Corda 5 Developer Preview: Modular APIs

September 27, 2021

We have released Corda 5 Developer Preview I (Corda 5 DP1) with the primary aim of hearing our Corda developers’ thoughts and feedback early, so we can adjust our directions and priorities based on that. One of the main focuses of Corda 5 DP1 is new modular APIs, which means all APIs are in separate modules.

 New interface-based APIs and implementations are separate

In this blog, we want to share the objectives and design decisions we took when developing the new APIs with our community.

Why do we need new APIs?

The following are the main advantages of the new set of modular APIs:

  1. Since APIs are separate from implementations, it lets us upgrade or change implementations without touching APIs. This  also allows us to have APIs that look roughly like final APIs in Corda 5 general release. And we can change the implementation of APIs under the hood rather than rewrite everything.
  2. A clear evolution of APIs. If we do API change, it’s clear API change is not driven by implementation change. 
  3. Modularity provides limited and explicit dependencies between different API modules. There were dependencies in Corda 4.x, which were not necessary for APIs, and created possibilities of circular dependencies. All of these have gone in the DP1 release. In DP1, there are just interfaces with explicit dependencies that developers need on public API.
  4. Since API is interface-based, developers can quickly mock these interfaces to unit test the flows and services of corDapps. In Corda 4.x, developers had to run a mock network with Artemis and databases to test flow. In Corda 5 DP1, developers can have a mock framework that allows testing of their business logic without bringing up a network — this provides quicker writing tests and uses fewer resources during test run time.

Separations of concerns

In Corda 4.x, all the components were on the core module.

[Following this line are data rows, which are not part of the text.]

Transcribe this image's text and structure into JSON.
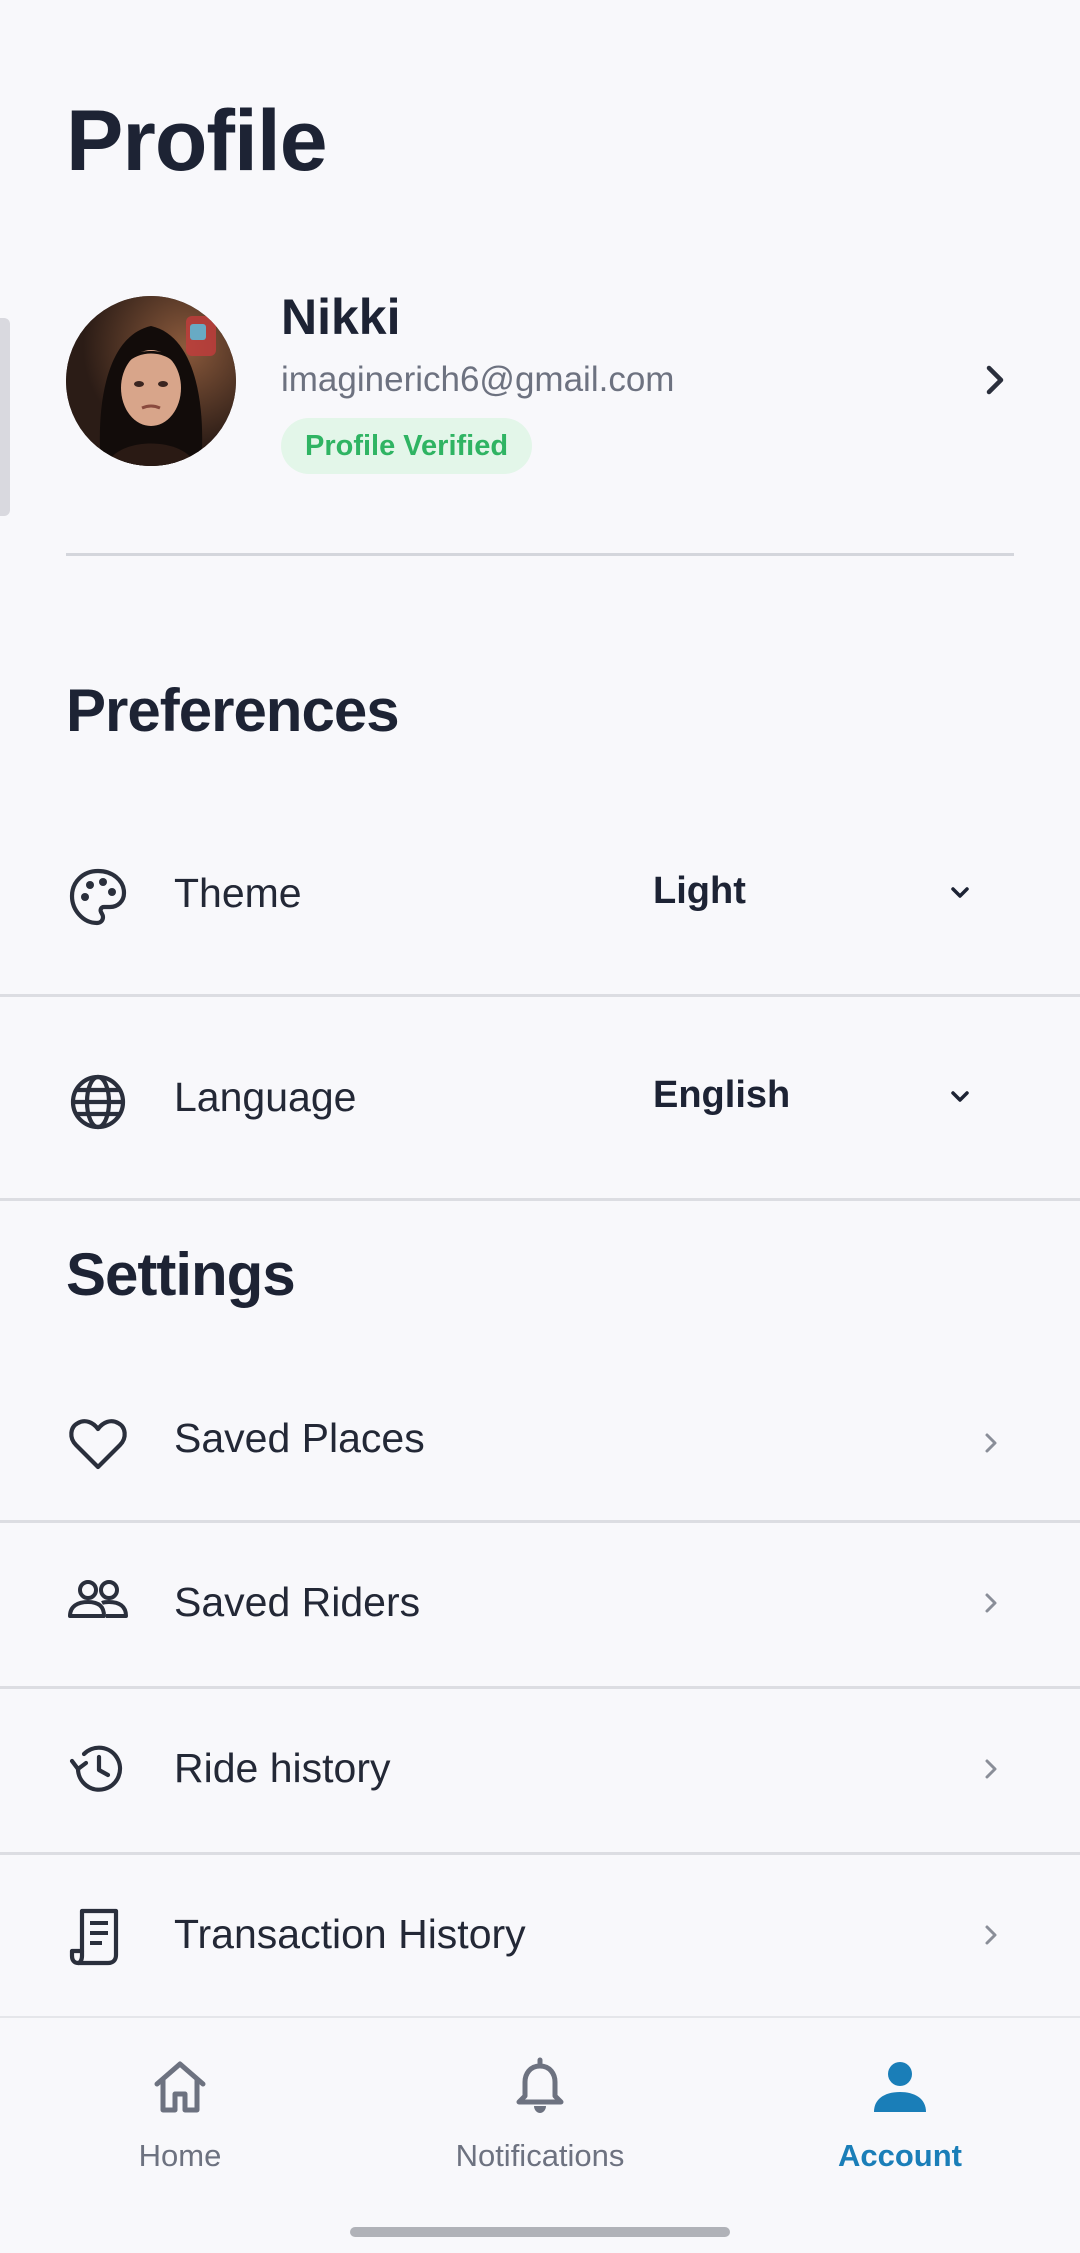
{
  "header": {
    "title": "Profile"
  },
  "profile": {
    "name": "Nikki",
    "email": "imaginerich6@gmail.com",
    "badge": "Profile Verified"
  },
  "preferences": {
    "title": "Preferences",
    "items": [
      {
        "label": "Theme",
        "value": "Light",
        "icon": "palette-icon"
      },
      {
        "label": "Language",
        "value": "English",
        "icon": "globe-icon"
      }
    ]
  },
  "settings": {
    "title": "Settings",
    "items": [
      {
        "label": "Saved Places",
        "icon": "heart-icon"
      },
      {
        "label": "Saved Riders",
        "icon": "people-icon"
      },
      {
        "label": "Ride history",
        "icon": "history-icon"
      },
      {
        "label": "Transaction History",
        "icon": "receipt-icon"
      }
    ]
  },
  "nav": {
    "items": [
      {
        "label": "Home",
        "icon": "home-icon",
        "active": false
      },
      {
        "label": "Notifications",
        "icon": "bell-icon",
        "active": false
      },
      {
        "label": "Account",
        "icon": "account-icon",
        "active": true
      }
    ]
  },
  "colors": {
    "accent": "#1a7eb8",
    "verified_text": "#2fb463",
    "verified_bg": "#e3f6e9",
    "background": "#f8f8fb"
  }
}
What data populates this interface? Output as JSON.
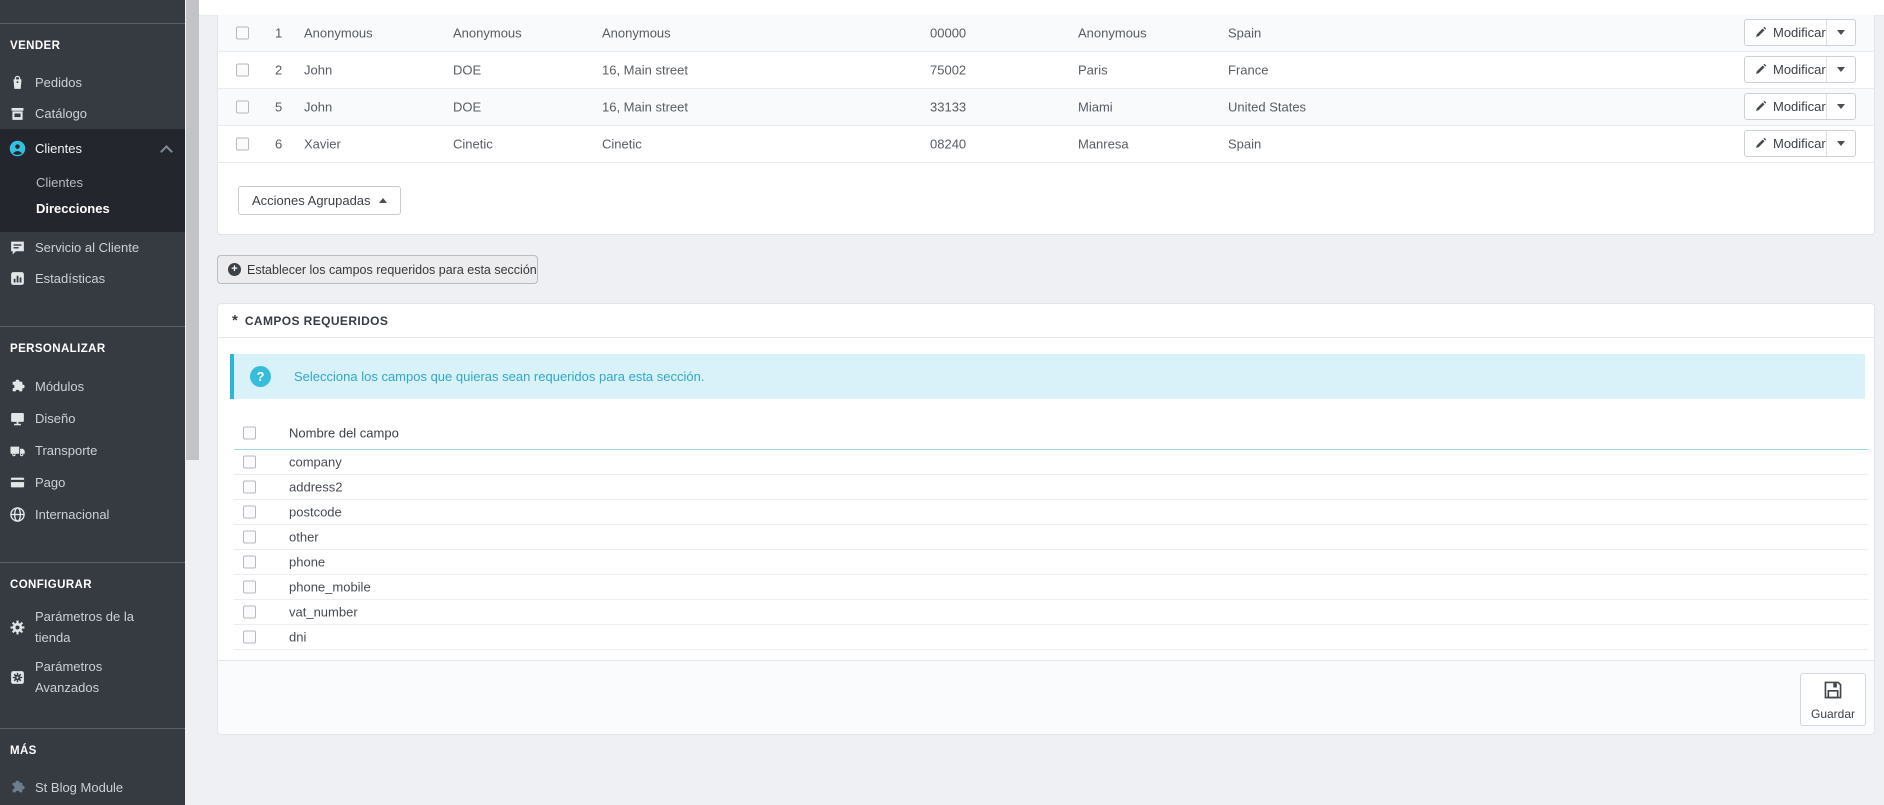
{
  "sidebar": {
    "sections": [
      {
        "title": "VENDER",
        "items": [
          {
            "icon": "orders-icon",
            "label": "Pedidos"
          },
          {
            "icon": "catalog-icon",
            "label": "Catálogo"
          },
          {
            "icon": "customers-icon",
            "label": "Clientes",
            "active": true,
            "expanded": true,
            "children": [
              {
                "label": "Clientes"
              },
              {
                "label": "Direcciones",
                "active": true
              }
            ]
          },
          {
            "icon": "customer-service-icon",
            "label": "Servicio al Cliente"
          },
          {
            "icon": "stats-icon",
            "label": "Estadísticas"
          }
        ]
      },
      {
        "title": "PERSONALIZAR",
        "items": [
          {
            "icon": "modules-icon",
            "label": "Módulos"
          },
          {
            "icon": "design-icon",
            "label": "Diseño"
          },
          {
            "icon": "shipping-icon",
            "label": "Transporte"
          },
          {
            "icon": "payment-icon",
            "label": "Pago"
          },
          {
            "icon": "international-icon",
            "label": "Internacional"
          }
        ]
      },
      {
        "title": "CONFIGURAR",
        "items": [
          {
            "icon": "shop-parameters-icon",
            "label": "Parámetros de la tienda"
          },
          {
            "icon": "advanced-parameters-icon",
            "label": "Parámetros Avanzados"
          }
        ]
      },
      {
        "title": "MÁS",
        "items": [
          {
            "icon": "module-icon",
            "label": "St Blog Module",
            "muted": true
          }
        ]
      }
    ]
  },
  "addresses": {
    "rows": [
      {
        "id": "1",
        "firstname": "Anonymous",
        "lastname": "Anonymous",
        "address": "Anonymous",
        "zipcode": "00000",
        "city": "Anonymous",
        "country": "Spain"
      },
      {
        "id": "2",
        "firstname": "John",
        "lastname": "DOE",
        "address": "16, Main street",
        "zipcode": "75002",
        "city": "Paris",
        "country": "France"
      },
      {
        "id": "5",
        "firstname": "John",
        "lastname": "DOE",
        "address": "16, Main street",
        "zipcode": "33133",
        "city": "Miami",
        "country": "United States"
      },
      {
        "id": "6",
        "firstname": "Xavier",
        "lastname": "Cinetic",
        "address": "Cinetic",
        "zipcode": "08240",
        "city": "Manresa",
        "country": "Spain"
      }
    ],
    "edit_label": "Modificar",
    "bulk_actions_label": "Acciones Agrupadas"
  },
  "set_required_button": {
    "label": "Establecer los campos requeridos para esta sección",
    "plus_glyph": "+"
  },
  "required_fields_panel": {
    "title": "CAMPOS REQUERIDOS",
    "title_icon_glyph": "*",
    "info_text": "Selecciona los campos que quieras sean requeridos para esta sección.",
    "info_icon_glyph": "?",
    "column_header": "Nombre del campo",
    "fields": [
      "company",
      "address2",
      "postcode",
      "other",
      "phone",
      "phone_mobile",
      "vat_number",
      "dni"
    ],
    "save_label": "Guardar"
  },
  "colors": {
    "accent": "#25b9d7",
    "sidebar_bg": "#363a41",
    "page_bg": "#eef0f3"
  }
}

Another significant design decision we took in Corda 5 DP1 was to split them into layers as shown on the diagram below:

Corda 5 DP1 was to split them into layers

Breaking up the core module into layers. 

  1. System layer — consist of basic components (base/crypto/serialization) to allow minimum functionality on Corda.
  2. On top of that, there is the Distributed Flow Engine layer, which gives additional application and persistence modules. The application module provides flows, Corda services, and peer-to-peer networking. The persistence module provides database access and the ability to store objects in a database. 
  3. The last layer is the Ledger/Contract; it has two components: ledger and system-flows. The ledger module is still the same and is based on contracts. We might replace it in later releases. Lastly, the system-flows component consists of a finality, send/receive transaction, backchain resolution, and other flows  —  functionality you need to operate a distributed ledger in Corda.

Since APIs are in Kotlin, in Corda 4.x, some of these APIs were awkward to call from Java because they used Kotlin specific mechanisms (such as inline methods or default arguments), making it call from Java. In Corda 5, we eliminated this problem and tested all APIs from Java to ensure all interfaces were callable from Java.